REUTERS/Fabrizio Bensch

Former President Barack Obama warned against the temptation of “authoritarianism” in a Montreal speech Tuesday.

Despite the former president’s 275 executive orders and 644 presidential memoranda, Obama argued that the American public shouldn’t look for control and certainty in the world before reminding his listeners that history proves there is a better path.

“In periods like this, people looking for control and certainty — it’s inevitable,” Obama told the Canadian audience in a thinly-veiled warning about President Donald Trump. “But it is important to remember that the world has gone through similar moments … Our history also shows there is a better way.”

Obama then lectured on the need to ignore the “call for isolation and nationalism,” or anyone who “suggests rolling back the rights of others.”

Obama’s Tuesday comments differ from a 2014 statement he made while still in office when he pledged to circumvent the 435 representatives and 100 senators who were elected to office to pass laws.

“We’re not just going to be waiting for legislation,” Obama announced in January 2014. “I’ve got a pen and I’ve got a phone…and I can use that pen to sign executive orders and take executive actions and administrative actions.”

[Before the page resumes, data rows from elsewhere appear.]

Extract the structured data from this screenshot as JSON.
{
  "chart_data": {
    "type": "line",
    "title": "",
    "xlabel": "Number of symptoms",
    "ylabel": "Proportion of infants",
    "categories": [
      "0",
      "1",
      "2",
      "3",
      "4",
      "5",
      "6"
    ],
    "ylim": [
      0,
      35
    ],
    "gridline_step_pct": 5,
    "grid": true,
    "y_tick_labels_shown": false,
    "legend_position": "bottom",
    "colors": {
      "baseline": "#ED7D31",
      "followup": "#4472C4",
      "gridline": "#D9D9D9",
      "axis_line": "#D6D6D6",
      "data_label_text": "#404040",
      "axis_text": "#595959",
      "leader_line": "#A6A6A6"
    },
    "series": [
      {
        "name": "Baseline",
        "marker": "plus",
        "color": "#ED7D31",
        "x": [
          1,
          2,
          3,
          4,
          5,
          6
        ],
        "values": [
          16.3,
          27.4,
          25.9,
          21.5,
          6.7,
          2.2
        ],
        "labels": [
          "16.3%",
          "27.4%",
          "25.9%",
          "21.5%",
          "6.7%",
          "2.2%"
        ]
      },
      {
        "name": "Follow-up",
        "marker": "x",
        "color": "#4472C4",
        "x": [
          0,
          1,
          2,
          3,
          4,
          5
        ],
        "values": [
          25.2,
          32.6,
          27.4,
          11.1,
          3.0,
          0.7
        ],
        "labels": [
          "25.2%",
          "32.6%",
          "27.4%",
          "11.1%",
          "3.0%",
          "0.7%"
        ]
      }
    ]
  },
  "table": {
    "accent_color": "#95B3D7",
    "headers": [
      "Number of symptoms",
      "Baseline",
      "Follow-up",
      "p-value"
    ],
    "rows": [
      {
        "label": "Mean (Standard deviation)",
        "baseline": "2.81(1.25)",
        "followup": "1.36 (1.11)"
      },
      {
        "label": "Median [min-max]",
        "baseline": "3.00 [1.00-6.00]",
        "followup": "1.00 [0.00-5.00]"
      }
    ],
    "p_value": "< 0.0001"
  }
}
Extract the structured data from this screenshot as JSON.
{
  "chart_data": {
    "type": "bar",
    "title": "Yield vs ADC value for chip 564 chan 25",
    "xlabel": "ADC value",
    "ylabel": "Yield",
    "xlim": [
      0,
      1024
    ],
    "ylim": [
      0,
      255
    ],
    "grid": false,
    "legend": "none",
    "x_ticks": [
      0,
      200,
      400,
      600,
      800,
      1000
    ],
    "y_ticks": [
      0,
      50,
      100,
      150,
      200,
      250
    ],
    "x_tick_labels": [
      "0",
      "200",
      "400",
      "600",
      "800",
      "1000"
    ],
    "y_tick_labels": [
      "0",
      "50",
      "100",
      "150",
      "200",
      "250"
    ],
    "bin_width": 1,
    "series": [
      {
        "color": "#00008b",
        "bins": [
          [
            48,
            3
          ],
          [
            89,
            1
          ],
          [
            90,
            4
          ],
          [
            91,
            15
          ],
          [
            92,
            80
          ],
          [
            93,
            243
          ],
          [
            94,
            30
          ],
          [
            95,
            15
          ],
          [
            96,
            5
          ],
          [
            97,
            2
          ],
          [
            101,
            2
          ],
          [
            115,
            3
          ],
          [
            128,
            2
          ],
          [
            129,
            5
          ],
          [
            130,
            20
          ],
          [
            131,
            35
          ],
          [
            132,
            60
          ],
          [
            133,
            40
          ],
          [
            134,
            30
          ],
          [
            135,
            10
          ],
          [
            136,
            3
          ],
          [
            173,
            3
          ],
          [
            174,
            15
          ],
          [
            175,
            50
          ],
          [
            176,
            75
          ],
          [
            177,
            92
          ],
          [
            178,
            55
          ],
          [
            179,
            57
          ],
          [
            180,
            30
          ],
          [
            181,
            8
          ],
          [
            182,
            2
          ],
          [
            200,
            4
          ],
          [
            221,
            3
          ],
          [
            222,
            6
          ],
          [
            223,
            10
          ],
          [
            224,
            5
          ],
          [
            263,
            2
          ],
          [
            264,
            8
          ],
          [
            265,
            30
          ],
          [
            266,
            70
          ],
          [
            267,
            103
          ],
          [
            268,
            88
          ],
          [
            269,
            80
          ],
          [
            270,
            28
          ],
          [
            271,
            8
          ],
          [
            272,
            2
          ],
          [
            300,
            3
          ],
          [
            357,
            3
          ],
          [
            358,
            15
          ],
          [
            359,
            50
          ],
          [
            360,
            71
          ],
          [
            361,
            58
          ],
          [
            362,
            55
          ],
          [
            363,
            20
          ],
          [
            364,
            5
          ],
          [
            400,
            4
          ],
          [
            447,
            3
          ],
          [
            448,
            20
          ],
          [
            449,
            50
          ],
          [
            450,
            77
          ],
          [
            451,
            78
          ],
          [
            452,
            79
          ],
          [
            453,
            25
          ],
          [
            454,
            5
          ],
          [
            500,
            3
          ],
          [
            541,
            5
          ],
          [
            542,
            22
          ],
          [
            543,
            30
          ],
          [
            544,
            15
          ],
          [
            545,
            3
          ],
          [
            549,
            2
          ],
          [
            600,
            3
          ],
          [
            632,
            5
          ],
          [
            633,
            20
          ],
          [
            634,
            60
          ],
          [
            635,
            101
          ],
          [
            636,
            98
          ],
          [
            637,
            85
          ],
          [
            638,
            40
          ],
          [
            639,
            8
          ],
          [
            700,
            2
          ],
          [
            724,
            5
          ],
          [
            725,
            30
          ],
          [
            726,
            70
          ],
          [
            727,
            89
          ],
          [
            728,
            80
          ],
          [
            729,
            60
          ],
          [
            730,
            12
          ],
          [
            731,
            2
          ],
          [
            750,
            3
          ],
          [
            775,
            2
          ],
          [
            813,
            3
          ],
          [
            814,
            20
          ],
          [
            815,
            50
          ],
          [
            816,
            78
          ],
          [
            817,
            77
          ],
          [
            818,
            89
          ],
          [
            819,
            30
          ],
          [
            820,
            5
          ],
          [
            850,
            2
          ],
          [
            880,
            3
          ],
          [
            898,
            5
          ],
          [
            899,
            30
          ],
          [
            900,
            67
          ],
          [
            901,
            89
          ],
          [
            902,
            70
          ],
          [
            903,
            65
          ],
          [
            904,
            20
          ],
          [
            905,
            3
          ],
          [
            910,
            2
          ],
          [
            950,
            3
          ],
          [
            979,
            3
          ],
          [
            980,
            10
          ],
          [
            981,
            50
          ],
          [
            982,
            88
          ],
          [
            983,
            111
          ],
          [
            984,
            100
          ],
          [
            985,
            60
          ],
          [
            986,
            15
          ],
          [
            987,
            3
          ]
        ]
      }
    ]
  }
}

Then-president Obama signed a series of executive orders that greatly increased the government’s role in the day-to-day business of the American people afterward. One order mandated a higher “living wage” for anyone working with a government paid contractor and changed the export/import process for American-owned businesses.

The former president also authorized military action in Libya in 2011 and appointed several high-profile White House officials with no congressional oversight, according to Reason.